The range of opinions within the pro-life movement in reaction to the defeat of the personhood amendment is wide — with some pro-life advocates upset the amendment failed and others saying it would not have banned abortions.
What many of the leading pro-life advocates and organizations agree on today, however, is that the defeat of the amendment did not stop efforts to provide legislative and legal protection for unborn children from abortions. In fact, some leading pro-life observers say the amendment wasn’t necessary to ban abortions in Mississippi.
John McCormack, a pro-life writer at the Weekly Standard, a conservative publication, says the defeat of the personhood amendment “should not be taken as a “major setback” for abortion opponents” in part because it “did not have the backing of major pro-life groups, such as National Right to Life Committee and Americans United for Life, or major religious institutions, such as Mississippi’s Catholic bishops, the United States Conference of Catholic Bishops…..”
“Mississippi’s personhood amendment was counterproductive, imprudent, and ill-defined. Had it passed, it wouldn’t have stopped a single abortion and would have merely given the Supreme Court another opportunity to re-affirm Roe v. Wade,” McCormack says.
But McCormack says Mississippi doesn’t need the personhood amendment to ban abortion: “Mississippi already has a “trigger law” on the books to ban 99 percent of abortions when Roe v. Wade is overturned.”
In fact, Mississippi Gov. Haley Barbour signed a bill into law in March 2007 that would prohibit virtually all abortions in the state should the Supreme Court ever overturn Roe v. Wade. Under the trigger law, the only cases of abortion that would be allowed after Roe is reversed would be when the abortion directly threatens the life of the mother and in cases of rape. Anyone who would do an illegal abortion if the law goes into effect would be sentenced to as much as 10 years in prison.

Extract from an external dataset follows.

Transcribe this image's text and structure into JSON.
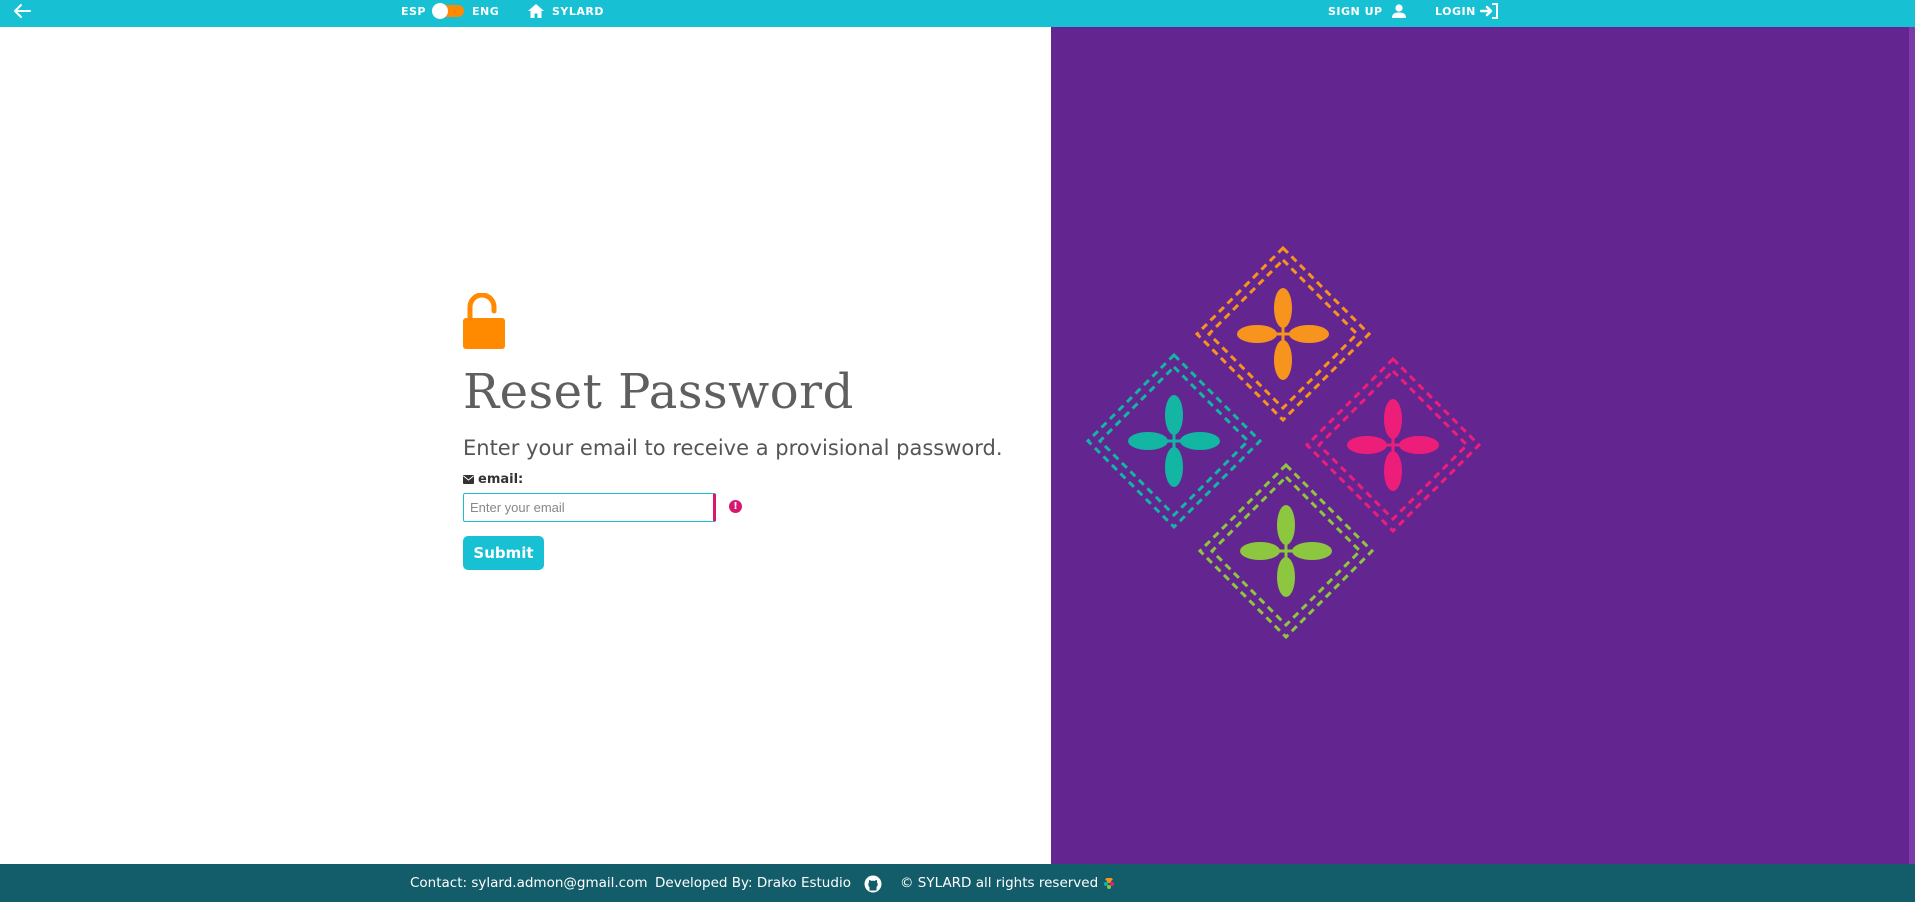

Meanwhile, Americans United for Life president Charmaine Yoest said Wednesday that the personhood amendment would not have challenged Roe v. Wade and overturned the infamous Supreme Court decision that has allowed more than 54 million abortions since 1973.
Yoest told LifeNews the “long and noble legal precedent for the personhood of unborn children did not suffer harm by the defeat of the ballot initiative in Mississippi.”
“This measure would not have led to the overturn of Roe v. Wade, but had a symbolic appeal for pro-life Americans. It was not drafted in such a way that it would conflict with Roe,” she explained. “The loss has no immediate implications as the initiative restricted what the government could do, not what individuals could do. The measure would have restrained government actions – government-funded abortions – and not abortions conducted by individuals or enterprises such as Planned Parenthood.”
The personhood amendment would not have banned abortions in part because dozens of states have already passed laws defining unborn children as people, but the Supreme Court has said they may not be used to stop abortions.
“The unborn child as a person under the law, who can be recognized in civil and criminal statutes, is a tradition stretching back to English law,” Yoest continued. “Today, 38 states have wrongful death statutes so that grieving parents have a means of addressing the loss of a child in civil courts, and 37 states have fetal homicide laws on the books that carry criminal penalties. AUL has been on the forefront of these efforts as a source of model legislation for the two-pronged protections and recognitions of the personhood of the unborn.”
“Pro-life Americans celebrated a significant number of successes during state legislative sessions this year. AUL’s campaign to accumulate victories through strategic legislative gains led to 28 pieces of legislation alone. Despite the loss in Mississippi, a number of new pro-life pieces of legislation have taken their place in the law in defense of life,” Yoest concluded. “But the importance of the recognition of the humanity of a child in the womb will not falter as a result of this vote.”
With 1559 of 1876 precincts counted, the amendment failed by a 58 to 42 percentage point margin.
Mississippi follows Colorado, which also rejected the amendment twice in both 2010 and 2008. The 2010 amendment lost by a 70-30 percentage point margin as Amendment 62 failed to gain a majority in any Colorado county. Colorado voters defeated Amendment 48 in 2008 by a 73-27 percentage margin with 1,605,978 voters rejecting it compared to 585,561 who were supportive. The 2010 Colorado personhood amendment received the support of more than 100,000 fewer voters than in 2008.
While defining human life beginning at conception or fertilization is a fine, if pro-life advocates truly want to end abortion, that strategy of changing the Supreme Court via changing the presidency and makeup of the Senate is the only avenue to ban abortions and the only objective pro-life advocates should be focusing on over the next 12 months. When the Supreme Court has a majority ready to overturn Roe, then and only then will it be possible to promote abortion bans or Human Life Amendments that have the ability to truly ban abortions.